If you are like me and overly emotional and just sometimes wish you weren’t, just stop. Don’t wish or pray away that strength to release. Not everyone can release their emotions. A lot of people hold onto things for years and never experience the emotional release of crying. I had a client once who said they didn’t know how to cry and couldn’t remember the last time they cried. I couldn’t imagine that. If you are not like me and don’t consider yourself emotional and don’t cry often, just know that it is okay to cry. Everyone needs a good cry every now and then. If you are holding in your emotions, not releasing them, pretending you’re okay, just stop. Know that if you need to release, it’s okay to cry.

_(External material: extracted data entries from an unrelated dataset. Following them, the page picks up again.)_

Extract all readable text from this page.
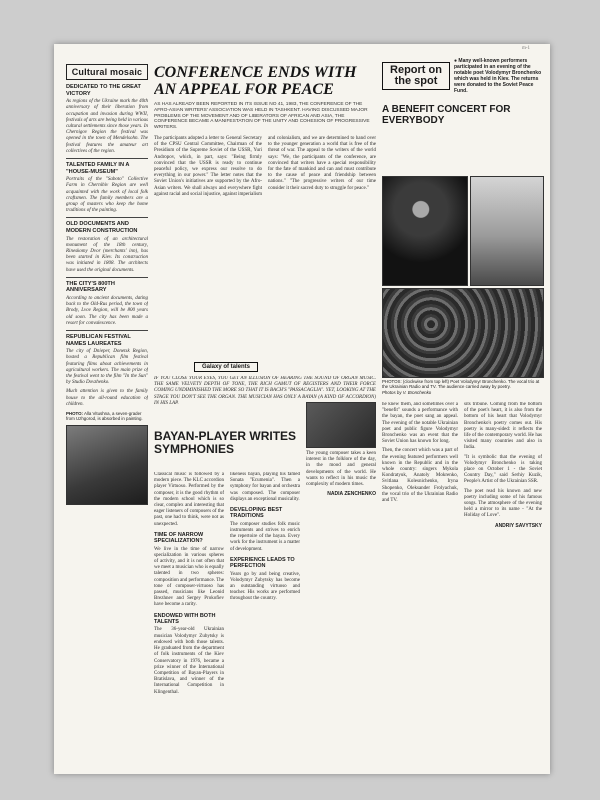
m-1
Cultural mosaic
DEDICATED TO THE GREAT VICTORY

As regions of the Ukraine mark the 40th anniversary of their liberation from occupation and invasion during WWII, festivals of arts are being held in various cultural settlements since those years. In Chernigov Region the festival was opened in the town of Mendelsohn. The festival features the amateur art collectives of the region.

TALENTED FAMILY IN A "HOUSE-MUSEUM"

Portraits of the "Saboto" Collective Farm in Chernihiv Region are well acquainted with the work of local folk craftsmen. The family members are a group of masters who keep the home traditions of the painting.

OLD DOCUMENTS AND MODERN CONSTRUCTION

The restoration of an architectural monument of the 18th century, Rineskomy Dvor (merchants' inn), has been started in Kiev. Its construction was initiated in 1808. The architects have used the original documents.

THE CITY'S 800TH ANNIVERSARY

According to ancient documents, dating back to the Old-Rus period, the town of Brody, Lvov Region, will be 800 years old soon. The city has been made a resort for convalescence.

REPUBLICAN FESTIVAL NAMES LAUREATES

The city of Dnieper, Donetsk Region, hosted a Republican film festival featuring films about achievements in agricultural workers. The main prize of the festival went to the film "In the Sun" by Studio Dovzhenko.

Much attention is given to the family house to the all-round education of children.

PHOTO: Alla Vitushna, a seven-grader from Uzhgorod, is absorbed in painting.
CONFERENCE ENDS WITH AN APPEAL FOR PEACE
AS HAS ALREADY BEEN REPORTED IN ITS ISSUE NO 41, 1983, THE CONFERENCE OF THE AFRO-ASIAN WRITERS' ASSOCIATION WAS HELD IN TASHKENT. HAVING DISCUSSED MAJOR PROBLEMS OF THE MOVEMENT AND OF LIBERATORS OF AFRICAN AND ASIA, THE CONFERENCE BECAME A MANIFESTATION OF THE UNITY AND COHESION OF PROGRESSIVE WRITERS.

The participants adopted a letter to General Secretary of the CPSU Central Committee, Chairman of the Presidium of the Supreme Soviet of the USSR, Yuri Andropov, which, in part, says: "Being firmly convinced that the USSR is ready to continue peaceful policy, we express our resolve to do everything in our power." The letter notes that the Soviet Union's initiatives are supported by the Afro-Asian writers. We shall always and everywhere fight against racial and social injustice, against imperialism and colonialism, and we are determined to hand over to the younger generation a world that is free of the threat of war. The appeal to the writers of the world says: "We, the participants of the conference, are convinced that writers have a special responsibility for the fate of mankind and can and must contribute to the cause of peace and friendship between nations." "The progressive writers of our time consider it their sacred duty to struggle for peace."

Report on the spot
● Many well-known performers participated in an evening of the notable poet Volodymyr Bronchenko which was held in Kiev. The returns were donated to the Soviet Peace Fund.
A BENEFIT CONCERT FOR EVERYBODY
PHOTOS: (clockwise from top left) Poet Volodymyr Bronchenko. The vocal trio at the Ukrainian Radio and TV. The audience carried away by poetry.
Photos by V. Bronchenko
Galaxy of talents

IF YOU CLOSE YOUR EYES, YOU GET AN ILLUSION OF HEARING THE SOUND OF ORGAN MUSIC. THE SAME VELVETY DEPTH OF TONE, THE RICH GAMUT OF REGISTERS AND THEIR FORCE COMING UNDIMINISHED THE MORE SO THAT IT IS BACH'S "PASSACAGLIA". YET, LOOKING AT THE STAGE YOU DON'T SEE THE ORGAN. THE MUSICIAN HAS ONLY A BAYAN (A KIND OF ACCORDION) IN HIS LAP.

BAYAN-PLAYER WRITES SYMPHONIES

Classical music is followed by a modern piece. The KLC accordion player Virtuoso. Performed by the composer, it is the good rhythm of the modern school which is so clear, complex and interesting that eager listeners of composers of the past, one had to think, were not as unexpected.

TIME OF NARROW SPECIALIZATION?

We live in the time of narrow specialization in various spheres of activity, and it is not often that we meet a musician who is equally talented in two spheres: composition and performance. The tone of composer-virtuoso has passed, musicians like Leonid Brezhnev and Sergey Prokofiev have become a rarity.

ENDOWED WITH BOTH TALENTS

The 36-year-old Ukrainian musician Volodymyr Zubytsky is endowed with both those talents. He graduated from the department of folk instruments of the Kiev Conservatory in 1976, became a prize winner of the International Competition of Bayan-Players in Bratislava, and winner of the International Competition in Klingenthal.

likeness bayan, playing his famed Sonata "Ecumenia". Then a symphony for bayan and orchestra was composed. The composer displays an exceptional musicality.

DEVELOPING BEST TRADITIONS

The composer studies folk music instruments and strives to enrich the repertoire of the bayan. Every work for the instrument is a matter of development.

EXPERIENCE LEADS TO PERFECTION

Years go by and being creative, Volodymyr Zubytsky has become an outstanding virtuoso and teacher. His works are performed throughout the country.

The young composer takes a keen interest in the folklore of the day, in the mood and general developments of the world. He wants to reflect in his music the complexity of modern times.

NADIA ZENCHENKO

he knew them, and sometimes over a "benefit" sounds a performance with the bayan, the poet sang an appeal. The evening of the notable Ukrainian poet and public figure Volodymyr Bronchenko was an event that the Soviet Union has known for long.

Then, the concert which was a part of the evening featured performers well known in the Republic and in the whole country: singers Mykola Kondratyuk, Anatoly Mokrenko, Svitlana Kolesnichenko, Iryna Shopenko, Oleksander Frolyachuk, the vocal trio of the Ukrainian Radio and TV.

sits tribune. Coming from the bottom of the poet's heart, it is also from the bottom of his heart that Volodymyr Bronchenko's poetry comes out. His poetry is many-sided: it reflects the life of the contemporary world. He has visited many countries and also in India.

"It is symbolic that the evening of Volodymyr Bronchenko is taking place on October 1 - the Soviet Country Day," said Serhiy Kuzik, People's Artist of the Ukrainian SSR.

The poet read his known and new poetry including some of his famous songs. The atmosphere of the evening held a mirror to its name - "At the Holiday of Love".

ANDRIY SAVYTSKY
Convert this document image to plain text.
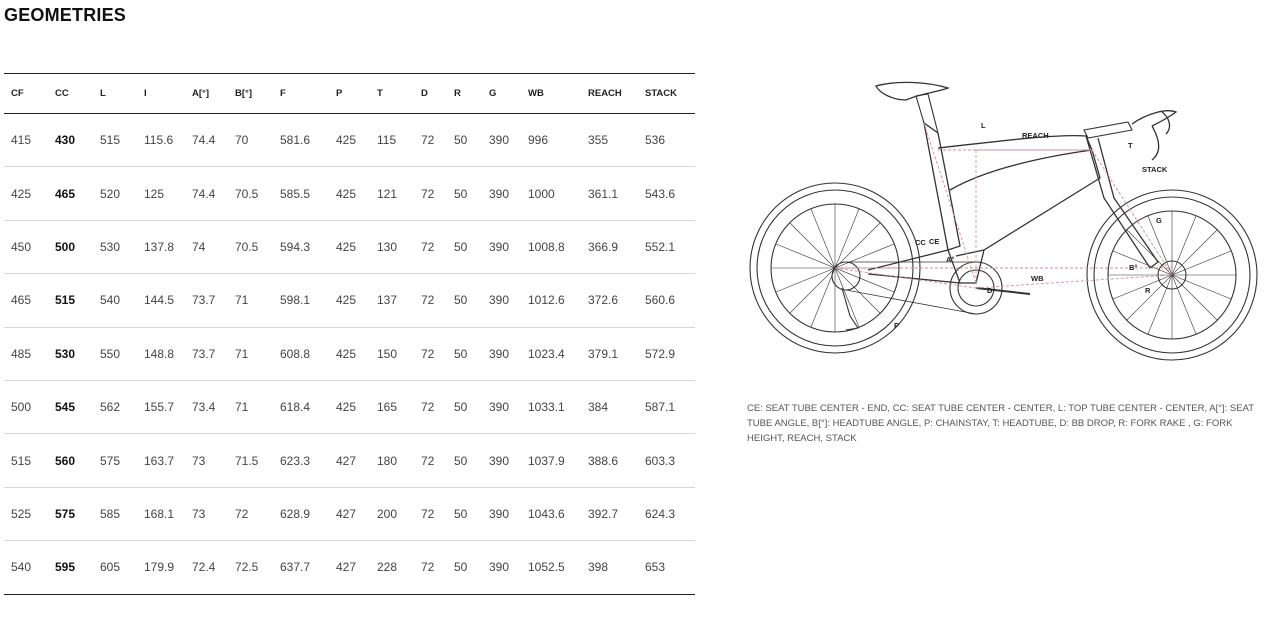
GEOMETRIES
CF	CC	L	I	A[°]	B[°]	F	P	T	D	R	G	WB	REACH	STACK
415	430	515	115.6	74.4	70	581.6	425	115	72	50	390	996	355	536
425	465	520	125	74.4	70.5	585.5	425	121	72	50	390	1000	361.1	543.6
450	500	530	137.8	74	70.5	594.3	425	130	72	50	390	1008.8	366.9	552.1
465	515	540	144.5	73.7	71	598.1	425	137	72	50	390	1012.6	372.6	560.6
485	530	550	148.8	73.7	71	608.8	425	150	72	50	390	1023.4	379.1	572.9
500	545	562	155.7	73.4	71	618.4	425	165	72	50	390	1033.1	384	587.1
515	560	575	163.7	73	71.5	623.3	427	180	72	50	390	1037.9	388.6	603.3
525	575	585	168.1	73	72	628.9	427	200	72	50	390	1043.6	392.7	624.3
540	595	605	179.9	72.4	72.5	637.7	427	228	72	50	390	1052.5	398	653
L
REACH
T
STACK
G
CC CE
A°
D
WB
P
B°
R

CE: SEAT TUBE CENTER - END, CC: SEAT TUBE CENTER - CENTER, L: TOP TUBE CENTER - CENTER, A[°]: SEAT TUBE ANGLE, B[°]: HEADTUBE ANGLE, P: CHAINSTAY, T: HEADTUBE, D: BB DROP, R: FORK RAKE , G: FORK HEIGHT, REACH, STACK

For everyone reading this, let’s stop telling our children to “stop crying” and/or “don’t cry”. Sure there is a difference between whining and actually crying, but let’s not put those in the same category. Children should know that it is okay to cry when they need to release, when they are experiencing pain, hurt, discomfort or whatever emotion brings about the tears. This is why children who didn’t learn how to release emotions grow into adults who don’t know how to either. This is also how a lot of mental illnesses and behavioral issues develop (but I’ll save that for another time). We have to know and understand that crying is not a girl’s thing and it certainly isn’t for little girl’s. Big girls recognize their need to release, big girls understand and foster their emotional needs, big girls don’t hold onto pain, big girls recognize their own strength in their tears, big girls DO cry.